A employee climbs on a cellular communication tower in Oakland, California.
Justin Sullivan | Getty Images
A cellular outage Thursday hit hundreds of AT&T users in the US, disrupting calls and text messages in addition to emergency services in major cities including San Francisco. The corporate said service was restored to all affected customers shortly after 3 p.m. ET.
“Keeping our customers connected stays our top priority, and we’re taking steps to make sure our customers don’t experience this again in the longer term,” the corporate said in an announcement.
AT&T said late Thursday that based on an initial review, the outage was “brought on by the applying and execution of an incorrect process used as we were expanding our network, not a cyber attack.” The corporate will proceed to evaluate the outage.
About 58,000 incidents were reported around noon ET, based on data from outage-tracking website Downdetector.com.
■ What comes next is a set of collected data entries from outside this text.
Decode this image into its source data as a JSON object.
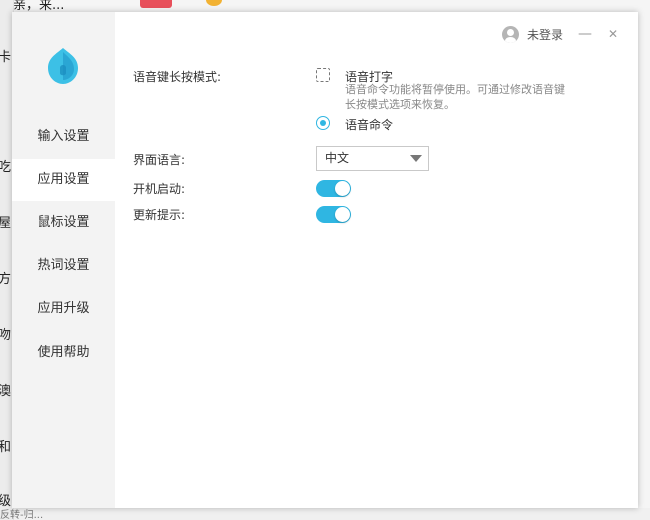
{
  "background_app": {
    "top_text": "家亲，来...",
    "left_lines": [
      "卡",
      "吃",
      "屋",
      "方",
      "吻",
      "澳",
      "和",
      "级"
    ],
    "bottom_text": "反转-归..."
  },
  "dialog": {
    "user": {
      "login_label": "未登录"
    },
    "window_controls": {
      "minimize": "—",
      "close": "✕"
    },
    "nav": [
      {
        "label": "输入设置"
      },
      {
        "label": "应用设置",
        "active": true
      },
      {
        "label": "鼠标设置"
      },
      {
        "label": "热词设置"
      },
      {
        "label": "应用升级"
      },
      {
        "label": "使用帮助"
      }
    ],
    "settings": {
      "voice_mode": {
        "label": "语音键长按模式:",
        "option_typing": "语音打字",
        "option_typing_desc": "语音命令功能将暂停使用。可通过修改语音键长按模式选项来恢复。",
        "option_command": "语音命令",
        "selected": "语音命令"
      },
      "ui_language": {
        "label": "界面语言:",
        "value": "中文"
      },
      "startup": {
        "label": "开机启动:",
        "enabled": true
      },
      "update_notice": {
        "label": "更新提示:",
        "enabled": true
      }
    },
    "colors": {
      "accent": "#2fb6e2",
      "sidebar_bg": "#f3f3f3",
      "logo": "#3cc0e6"
    },
    "icons": [
      "app-logo-icon",
      "user-avatar-icon",
      "minimize-icon",
      "close-icon",
      "dropdown-caret-icon"
    ]
  }
}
AT&T, which put up an internet site for system updates, didn’t say how many shoppers were affected by Thursday’s outage. The FCC said on X that it was investigating the incident and was involved with AT&T and safety authorities.
Shares of AT&T closed 2.41% lower Thursday.
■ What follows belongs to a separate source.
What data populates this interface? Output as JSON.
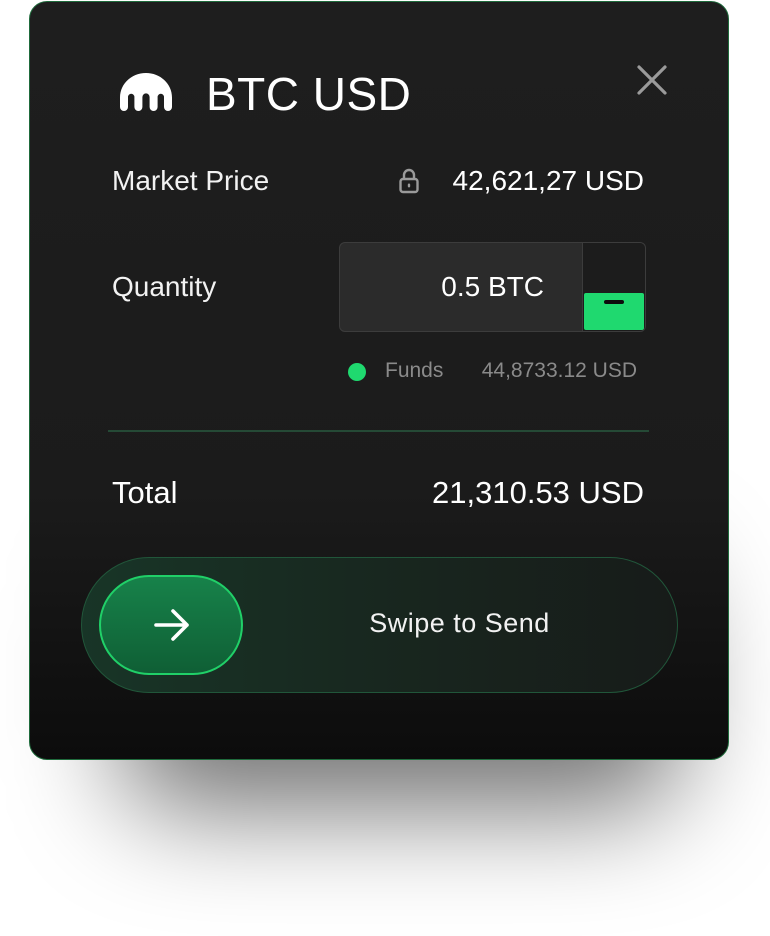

Phones affected by the outage displayed zero service bars in the highest right corner of the device or the letters SOS. Customers were still capable of make calls by enabling Wi-Fi calling.
A spike in outages began around 4:00 a.m. ET and peaked at around 74,000 reported incidents at 8:30 a.m. ET, based on Downdetector.
The AT&T outage affected people’s ability to achieve emergency services by dialing 911, a post on social media platform X from the San Francisco Fire Department said.
“We’re aware of a problem impacting AT&T wireless customers from making and receiving any phone calls (including to 911),” the fireplace department said.
Atlanta Mayor Andre Dickens said in a post on X that the town could receive and make outbound 911 calls but that AT&T customers in the world had reported issues.
“We’ve received calls from AT&T customers that their cellular phones are in SOS mode. Please direct all inquiries to revive service to AT&T,” Dickens said.
The Massachusetts State Police said that individuals were flooding their 911 center with calls trying to find out if the service worked from their cell phones.
“Please don’t do that. If you happen to can successfully place a non-emergency call to a different number via your cell service then your 911 service can even work,” the state police said in a post on X.
Users of Verizon and T-Mobile reported just a few thousand outages each as of 10:00 a.m. ET, based on Downdetector.
The reports were likely attributable to calls made attempting to connect with other networks, each corporations said.
“Downdetector is probably going reflecting challenges our customers were having attempting to connect with users on other networks,” T-Mobile said in an emailed statement.
– Reuters, CNBC’s Steven Kopack and Chris Eudaily contributed to this report.